Murray, who looked in relaxed mood throughout, said afterwards: "I didn't lose my serve the whole match. I thought he played pretty well for about a set and a half. He was hitting his forehand really hard and making me do a bit of running. It was a decent test and I came through it pretty well.
"It was quite tight until the end of the second set, but once I'd won that it was always going to be a long way back for him. I felt much more relaxed after that and started to come forward a little bit and play a bit more aggressively."
It was Murray's first singles match since his lacklustre defeat in the first round of the Olympic Games, though the Scot insisted he had enjoyed his Beijing experience. "You had so many great athletes around you. I didn't leave the Olympic village at all from when I arrived. It was a bit strange. There are no cars there and you don't hear any planes. There was just no noise in the village.
"I really enjoyed meeting all the other athletes and started collecting pins from other countries. Going to speak to the other athletes and swapping pins was one of the highlights for me.
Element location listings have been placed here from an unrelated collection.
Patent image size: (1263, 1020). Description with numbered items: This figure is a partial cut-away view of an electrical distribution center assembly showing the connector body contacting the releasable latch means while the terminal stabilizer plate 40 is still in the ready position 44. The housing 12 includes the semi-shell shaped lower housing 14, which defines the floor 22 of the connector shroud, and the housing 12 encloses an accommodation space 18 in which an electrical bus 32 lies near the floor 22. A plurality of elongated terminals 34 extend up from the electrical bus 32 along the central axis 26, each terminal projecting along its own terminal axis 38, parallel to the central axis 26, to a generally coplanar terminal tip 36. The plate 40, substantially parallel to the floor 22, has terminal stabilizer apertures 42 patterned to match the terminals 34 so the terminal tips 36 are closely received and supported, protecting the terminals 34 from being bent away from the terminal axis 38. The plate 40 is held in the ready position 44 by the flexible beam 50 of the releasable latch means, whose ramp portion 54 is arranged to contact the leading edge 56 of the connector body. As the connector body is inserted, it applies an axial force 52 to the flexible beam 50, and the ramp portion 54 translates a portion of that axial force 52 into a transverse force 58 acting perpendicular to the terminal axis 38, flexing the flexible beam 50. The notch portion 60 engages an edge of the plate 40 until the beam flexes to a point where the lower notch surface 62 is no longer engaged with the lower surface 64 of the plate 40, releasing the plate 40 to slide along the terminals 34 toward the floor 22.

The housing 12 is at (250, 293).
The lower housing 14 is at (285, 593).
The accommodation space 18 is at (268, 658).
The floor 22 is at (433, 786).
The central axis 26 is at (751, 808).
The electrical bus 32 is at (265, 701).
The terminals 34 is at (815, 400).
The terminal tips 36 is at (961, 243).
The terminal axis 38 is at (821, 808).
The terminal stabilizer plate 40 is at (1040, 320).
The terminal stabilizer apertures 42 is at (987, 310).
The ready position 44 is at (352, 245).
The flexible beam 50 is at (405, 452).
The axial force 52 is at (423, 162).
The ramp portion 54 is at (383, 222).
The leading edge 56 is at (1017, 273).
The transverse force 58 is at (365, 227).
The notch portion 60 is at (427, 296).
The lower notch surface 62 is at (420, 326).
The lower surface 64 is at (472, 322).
I got to speak to people from places like the Cook Islands and British Virgin Islands - and I collected 120 pins."
Murray, who won the junior title here four years ago, is seen as one of the leading contenders for the title here. He had his best run at a Grand Slam tournament when he reached the quarter-finals at Wimbledon two months ago and has enjoyed a fine summer on the American hard-court circuit, claiming his first Masters Series title at Cincinnati.
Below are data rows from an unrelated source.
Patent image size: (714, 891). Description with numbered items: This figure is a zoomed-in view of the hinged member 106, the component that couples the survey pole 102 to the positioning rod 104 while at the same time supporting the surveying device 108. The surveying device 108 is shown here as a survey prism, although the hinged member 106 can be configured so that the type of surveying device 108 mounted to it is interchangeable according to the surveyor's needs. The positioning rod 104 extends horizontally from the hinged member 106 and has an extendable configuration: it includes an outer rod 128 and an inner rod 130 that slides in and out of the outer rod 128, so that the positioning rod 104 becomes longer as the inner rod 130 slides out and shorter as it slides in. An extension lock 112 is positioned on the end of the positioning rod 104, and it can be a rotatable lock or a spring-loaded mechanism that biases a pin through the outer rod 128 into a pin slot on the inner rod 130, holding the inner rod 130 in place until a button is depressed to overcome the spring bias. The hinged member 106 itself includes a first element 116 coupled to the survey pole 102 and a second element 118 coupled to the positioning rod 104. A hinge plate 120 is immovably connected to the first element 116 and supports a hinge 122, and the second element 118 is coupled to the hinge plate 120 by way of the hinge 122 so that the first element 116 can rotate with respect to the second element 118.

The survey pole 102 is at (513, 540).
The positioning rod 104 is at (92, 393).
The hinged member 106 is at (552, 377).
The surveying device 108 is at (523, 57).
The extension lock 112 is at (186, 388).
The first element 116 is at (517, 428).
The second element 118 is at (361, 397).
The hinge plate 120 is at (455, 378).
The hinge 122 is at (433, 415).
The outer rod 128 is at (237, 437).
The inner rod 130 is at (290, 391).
"I'm feeling really confident just now, regardless of what happened in Beijing," he said. "I feel I'm hitting the ball well. I feel mentally strong and physically I'm not tired. I want to do well here and today was a good start."
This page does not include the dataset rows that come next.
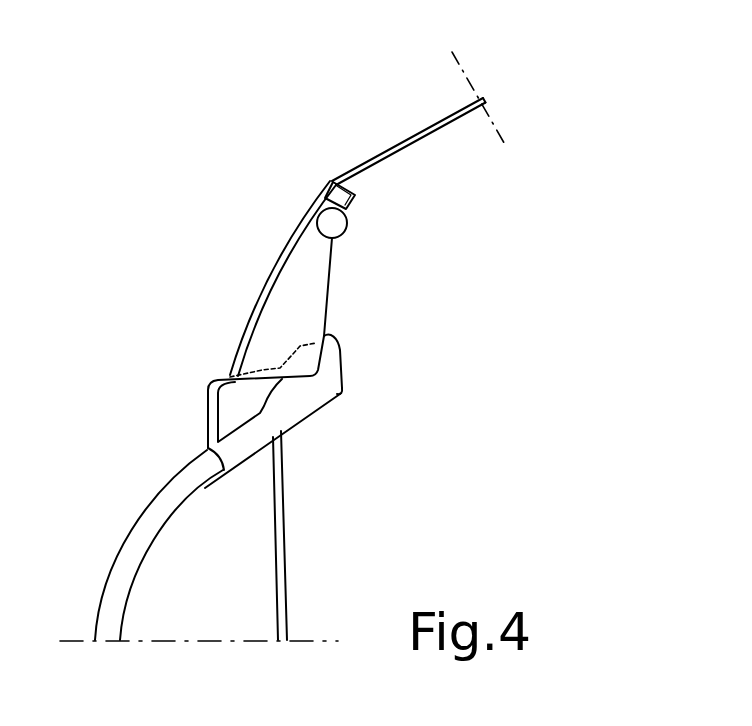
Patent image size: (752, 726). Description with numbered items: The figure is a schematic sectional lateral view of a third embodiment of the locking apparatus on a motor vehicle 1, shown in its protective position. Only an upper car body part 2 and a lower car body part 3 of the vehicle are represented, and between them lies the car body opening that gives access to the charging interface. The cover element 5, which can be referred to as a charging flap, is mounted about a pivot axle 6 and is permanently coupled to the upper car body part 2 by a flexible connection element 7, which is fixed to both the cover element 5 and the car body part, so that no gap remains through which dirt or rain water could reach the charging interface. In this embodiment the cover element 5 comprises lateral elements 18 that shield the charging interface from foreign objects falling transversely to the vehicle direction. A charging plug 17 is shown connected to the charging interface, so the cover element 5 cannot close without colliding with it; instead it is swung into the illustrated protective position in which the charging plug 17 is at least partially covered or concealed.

The motor vehicle 1 is at (409, 109).
The upper car body part 2 is at (410, 134).
The lower car body part 3 is at (272, 562).
The cover element 5 is at (262, 277).
The pivot axle 6 is at (320, 221).
The flexible connection element 7 is at (358, 204).
The charging plug 17 is at (333, 387).
The lateral elements 18 is at (316, 262).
Llodra, who beat the Russian Teimuraz Gabashvili, will offer a different challenge to Roitman. The 28-year-old Frenchman, who is enjoying the best year of his career and is now No 38 in the world rankings, is much more comfortable on faster courts and serves and volleys with confidence.
Murray is in the same half of the draw as Rafael Nadal, the new world No 1, who looked well below his best in beating Germany's Bjorn Phau 7-6, 6-3, 7-6. Playing only eight days after winning the Olympic title, Nadal looked drawn and off-colour. The Spaniard double-faulted when serving for the match at 5-4 in the third set but went on to win the tie-break 7-4.
Nadal, who admitted that his recent schedule had left him feeling tired, was asked why he thought he had never gone beyond the quarter-finals here. "Probably because it's a tough part of the season," he said. "By the time I get here I've been playing a lot. After the US Open you normally have a few weeks off to prepare for the last part of the season, but when you arrive here or at Wimbledon you haven't had much time to prepare.
"I haven't played very well here in the last few years, though I thought I was playing well in 2006. Then I had a tough match against Mikhail Youzhny. He played very well, but I still had a big chance to beat him and reach the semi-finals. Hopefully I'll play better this time."
David Ferrer, who is seeded to meet Murray in the quarter-finals, beat Argentina's Martin Vassallo Arguello 7-6, 6-2, 6-2, while Stanislas Wawrinka, a potential fourth-round opponent, beat Simone Bolelli, of Italy, 7-6, 6-3, 6-3.